Retailers should expect weak trading conditions to continue due an unsteady property market, according to a new report.
Citigroup economists Paul Brennan and Josh Williamson recently conducted a study on the main influences on how people consume goods and services in Australia.
According to their findings, changes in personal wealth, along with income and interest rates, play a big role in consumer spending.
However, changes in the value of household assets are also a leading determinant. Houses comprise about 60% of household assets, while financial assets such as shares or cash comprise the rest.
“We found that a 10% increase in wealth would increase final consumption expenditure by 1.7% in the following quarter,” the economists state in their report.
The problem for retailers is that most people’s largest asset is their home, and property values have been falling in recent months.
In the March quarter, house prices fell 1.7% nationally. The largest declines were in Brisbane and Melbourne, while Perth and Hobart recorded small gains.
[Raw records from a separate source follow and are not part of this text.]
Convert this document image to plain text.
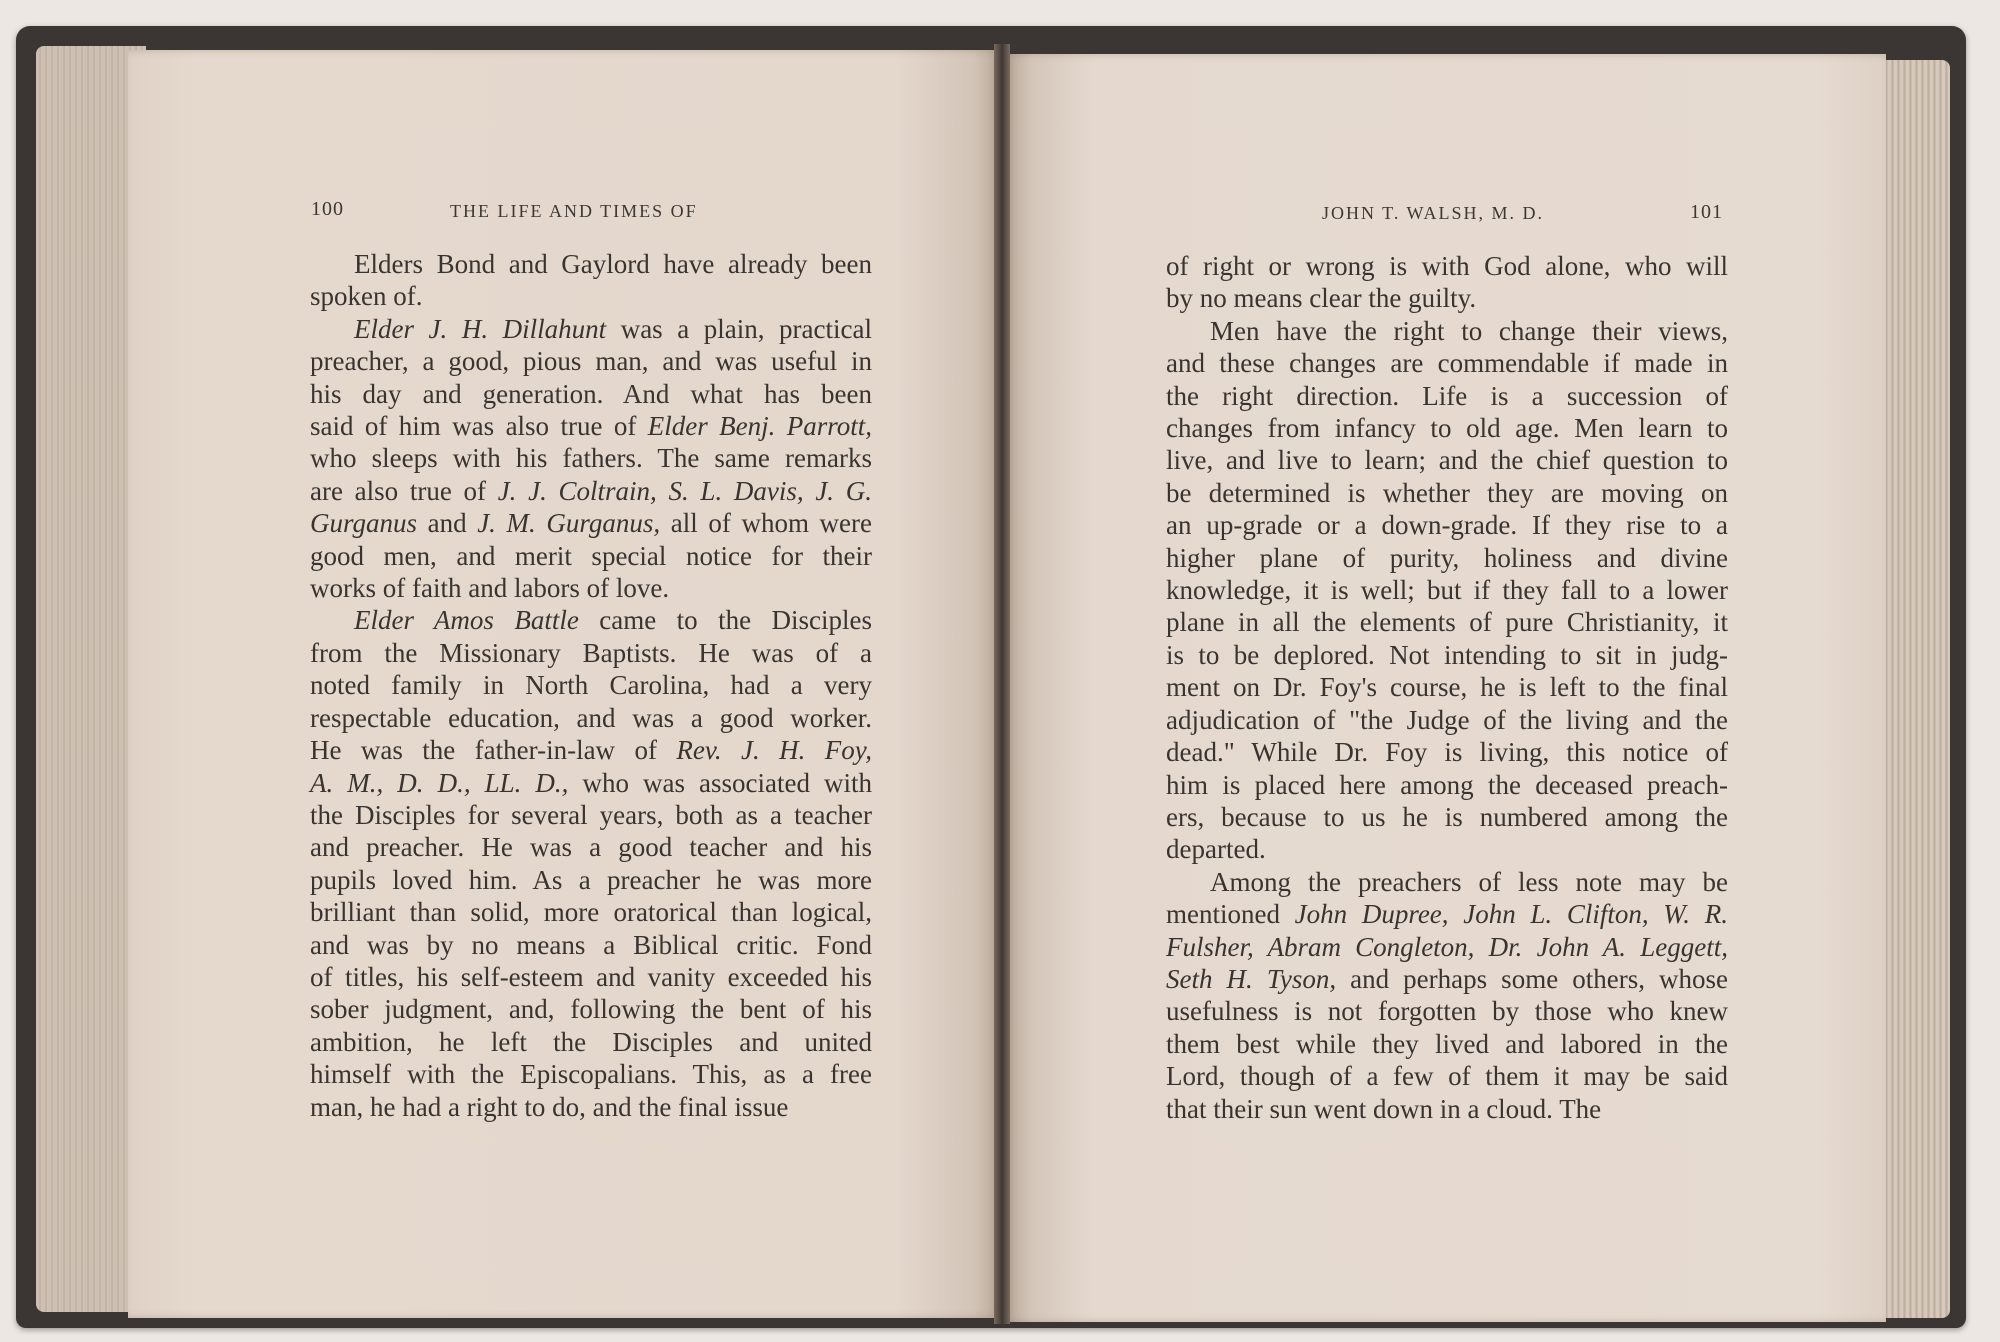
100	THE LIFE AND TIMES OF	JOHN T. WALSH, M. D.	101
Elders Bond and Gaylord have already been
spoken of.
Elder J. H. Dillahunt was a plain, practical
preacher, a good, pious man, and was useful in
his day and generation. And what has been
said of him was also true of Elder Benj. Parrott,
who sleeps with his fathers. The same remarks
are also true of J. J. Coltrain, S. L. Davis, J. G.
Gurganus and J. M. Gurganus, all of whom were
good men, and merit special notice for their
works of faith and labors of love.
Elder Amos Battle came to the Disciples
from the Missionary Baptists. He was of a
noted family in North Carolina, had a very
respectable education, and was a good worker.
He was the father-in-law of Rev. J. H. Foy,
A. M., D. D., LL. D., who was associated with
the Disciples for several years, both as a teacher
and preacher. He was a good teacher and his
pupils loved him. As a preacher he was more
brilliant than solid, more oratorical than logical,
and was by no means a Biblical critic. Fond
of titles, his self-esteem and vanity exceeded his
sober judgment, and, following the bent of his
ambition, he left the Disciples and united
himself with the Episcopalians. This, as a free
man, he had a right to do, and the final issue
of right or wrong is with God alone, who will
by no means clear the guilty.
Men have the right to change their views,
and these changes are commendable if made in
the right direction. Life is a succession of
changes from infancy to old age. Men learn to
live, and live to learn; and the chief question to
be determined is whether they are moving on
an up-grade or a down-grade. If they rise to a
higher plane of purity, holiness and divine
knowledge, it is well; but if they fall to a lower
plane in all the elements of pure Christianity, it
is to be deplored. Not intending to sit in judg-
ment on Dr. Foy's course, he is left to the final
adjudication of "the Judge of the living and the
dead." While Dr. Foy is living, this notice of
him is placed here among the deceased preach-
ers, because to us he is numbered among the
departed.
Among the preachers of less note may be
mentioned John Dupree, John L. Clifton, W. R.
Fulsher, Abram Congleton, Dr. John A. Leggett,
Seth H. Tyson, and perhaps some others, whose
usefulness is not forgotten by those who knew
them best while they lived and labored in the
Lord, though of a few of them it may be said
that their sun went down in a cloud. The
Meanwhile, auction clearance rates were down in Sydney and Melbourne, and are drifting lower as threats of interest rate by the Reserve Bank turn off buyers.
Citgroup expects house prices to fall for another 12 months, which will affect household wealth and ultimately hurt retailers.
“The reduced pace of growth in household wealth will have a short-term, dampening effect on consumer spending,” Citigroup says.
But according to Citigroup, there is a positive relationship between household consumption and inflation.
“Our regression model of the consumer price index against consumption over the period of 1990 to 2010 has illustrated that a 1% increase in consumption would increase inflation by about 0.3%,” it says.
“Our forecast of positive, albeit below trend, household final consumption expenditure growth therefore suggests that households will have a mild and fairly constant influence on inflation in the future.”
“This may ease inflationary concerns that are already prevalent, particularly with the RBA’s Statement on Monetary Policy predicting inflation to remain at the upper end of its 2% to 3% target range for the next two years.”
“But we know that the RBA has already factored in a fairly neutral impact from the consumer. Instead, the RBA’s concern on inflation stems from higher business investment and incomes that are a result of the terms of trade shock in an economy with little spare capacity.”
“This is one of the reasons why we still forecast higher official interest rates, with household consumption remaining below the growth rates in the years prior to the GFC.”